Sanatta köklerimizden beslenerek yol alırken özgün olmamız da gerekiyor. Ben buna inanıyorum. Toprak mühendisliği ve resim eğitimlerinin bir getirisi olarak ortaya çıktı. Tekniğin adı Alfeom. Ben adını öyle koydum çünkü alfa ve omeganın birleşiminden geliyor.
Başlangıç ve bitişi temsil ediyor. Aynı zamanda benim kullandığım doku malzemesyle resmin üzerinde toprak görünümü veriyor. Bu toprak görünümü de başlangıç ve sonu temsil ediyor. Yanı bu yaratım sürecinin hepsi birbirine bağlı.
Ortadoğu kapısı nasıl açıldı?
Ben sanat çalışmalarımı birçok ülkede yürütüyorum.
Türkiye, Balkan ülkeleri, İtalya,Yunanistan, İngiltere, Mısır, Bahreyn, Karadağ (Montenegro), Amerika bunların arasında yer alıyor. İskenderiye Üniversitesi Güzel Sanatlar Fakültesi'nde Prof. Dr. Walid Jahin önderliğinde Ömar Senada, benim sanatımı ve eserlerimi tez konusu edindi. Bu da tekniğimin üniversite ve dünya sanat literatürüne girmemi sağladı.
Önümüzdeki sene içerisinde de benden üniversite ile kişisel bir sergi açmamı bekliyorlar.
Ortadoğu'da böyle bir oluşum doğmuş oldu.
GELECEK NESİLLERE
Sırada ne var?
Böyle ödüller ve etkinlikler hedefi hem biraz ürkütüyor hem de hedef koymakta daha da ilerliyoruz. Dünyanın birçok yerinde sergiler açıyorum ama artık yönüm biraz daha Mısır'a dönük olacak. İki tane Kosova'dan davetim var. Bir hafta önce de Niğde'de uluslararası bir çalıştay organize ettik.
Öğrenciler ile ressamları buluşturmak amacıyla birçok proje içerisinde bulunmak istiyorum.
En büyük amacım çocuklara ve gençlere sanatı götürmek. Bizden sonraki kuşaklara da birşey vermek lazım.
MALZEMELERİN PATENTİ DE BENİM
Tekniği sadece siz mi kullanıyorsunuz?
Evet, bu tekniği sadece ben kullanıyorum. Malzemelerin de patenti bana ait. Kendi ürettiğim malzemeler bunlar. Resimlerimi bu malzeme ile kaplayıp üzerlerinde kendi eskizlerimi çalışıyorum. Hem teknik hem de üstündeki eskizler birebir bana ait. Tamamen kendi yaratım sürecimden çıkıyorlar.

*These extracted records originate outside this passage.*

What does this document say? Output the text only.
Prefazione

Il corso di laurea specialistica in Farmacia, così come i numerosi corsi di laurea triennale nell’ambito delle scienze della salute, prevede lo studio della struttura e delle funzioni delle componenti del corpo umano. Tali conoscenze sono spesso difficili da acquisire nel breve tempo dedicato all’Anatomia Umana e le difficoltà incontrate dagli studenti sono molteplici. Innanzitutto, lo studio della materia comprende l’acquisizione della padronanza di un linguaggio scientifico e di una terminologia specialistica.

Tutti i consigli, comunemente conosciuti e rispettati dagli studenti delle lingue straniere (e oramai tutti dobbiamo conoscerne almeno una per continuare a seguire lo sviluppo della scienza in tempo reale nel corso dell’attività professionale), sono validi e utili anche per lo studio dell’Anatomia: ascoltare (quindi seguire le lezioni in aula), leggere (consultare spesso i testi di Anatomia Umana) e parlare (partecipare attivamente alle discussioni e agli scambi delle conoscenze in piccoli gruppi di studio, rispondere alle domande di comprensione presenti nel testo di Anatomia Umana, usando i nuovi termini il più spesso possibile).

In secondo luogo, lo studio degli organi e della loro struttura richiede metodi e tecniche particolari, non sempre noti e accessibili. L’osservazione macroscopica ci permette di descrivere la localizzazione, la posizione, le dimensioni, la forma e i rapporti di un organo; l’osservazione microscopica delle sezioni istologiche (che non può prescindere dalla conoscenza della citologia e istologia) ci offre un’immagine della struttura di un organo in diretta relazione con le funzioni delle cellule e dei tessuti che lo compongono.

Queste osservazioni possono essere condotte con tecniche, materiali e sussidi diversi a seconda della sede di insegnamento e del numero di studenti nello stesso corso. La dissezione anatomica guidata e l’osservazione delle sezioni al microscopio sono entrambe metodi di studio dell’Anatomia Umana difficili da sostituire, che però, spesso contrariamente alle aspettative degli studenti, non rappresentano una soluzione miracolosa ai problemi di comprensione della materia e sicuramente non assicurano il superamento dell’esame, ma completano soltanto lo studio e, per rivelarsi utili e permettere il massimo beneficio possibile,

Amacım Türk sanatını duyurmak
Çok mutlu oldum, içim içime sığmadı. 2012 senesinde İtalya'da dünya 3.'lük ödülüm var bu teknikle. 7 kuşaktır sanatla uğraşan bir ailenin var olduğu bir müzede ödül vermişlerdi.
Daha sonra bir de Ortadoğu'dan böyle bir şey gelmesi beni çok gururlandırdı. Mısır İskenderiye Üniversitesi dünyanın ilk beş üniveristesinden biri sanat alanında.
Tüm amacımız Türkiye'yi, Türk sanatını duyurmak. İzmirli biri olarak, İzmir'i duyurmak.
Bu kadar emeğin boşa gitmemesi en büyük mutluluğum.